To: Robert.V.Baron <rvb@gluck.coda.cs.cmu.edu>
From: Frank van der Linden <frank@wins.uva.nl>
List: tech-install
Date: 01/27/1998 16:48:59
On Tue, Jan 27, 1998 at 10:11:00AM +0000, Robert.V.Baron wrote:

[...]

> BUT if you tell netbsd you have a cylinder of 255
> heads and 63 sectors, newfs pukes.  (You need blocks > 8K and larger
> frags to support this.)  What I do in this case, since this is all
> make believe anyway, is say I have cylinders with 51 heads (255/5)
> and 63 sectors/track.  I then multiply the number of cyls and cyl
> offsets by 5.  It all works well.

To avoid confusion to others: this is the geometry specificied in the NetBSD
disklabel, used as soon as NetBSD has booted. You can basically set this
to most anything you like with a SCSI disk, as long as it gives you the
right total number of sectors (or less, if you wish).

The problems discussed here when booting, come from a mismatch between
the geometry that the controller's BIOS uses, and the one that was
used to specify the MBR. This geometry is only used when booting,
because you need the BIOS to do the initial stages of the boot.

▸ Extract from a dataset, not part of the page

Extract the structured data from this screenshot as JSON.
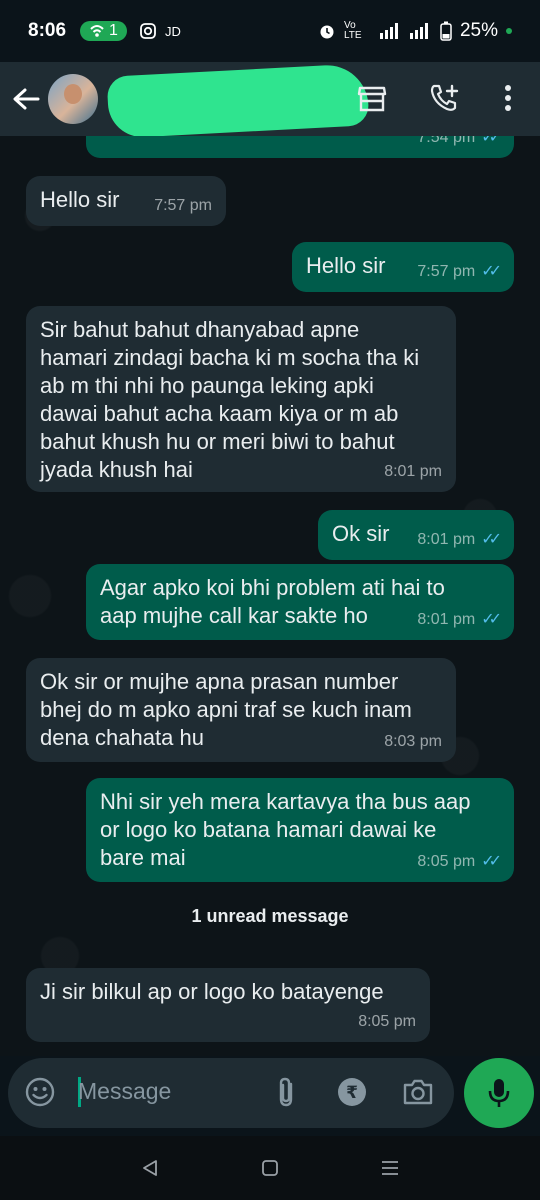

Therefore, you need to verify that the install program is actually
using the cylinder/head/sector values that the BIOS expects when
creating the MBR. pfdisk is one way to get them, sometimes you
can also get them from the controller's BIOS setup. Ideally,
the install program would call the BIOS itself, but this can
be a problem. Another way is to have the bootcode call the BIOS
while it's still in 'real mode', and pass it on to the NetBSD
kernel. This works, but then your next problem is that you
don't have a fullproof way of matching BIOS harddisk #N to
NetBSD {sd,wd} disk #X. Though in some cases it's obvious, i.e.
when you just have one disk. In install program (in combination
with the kernel) should handle this case.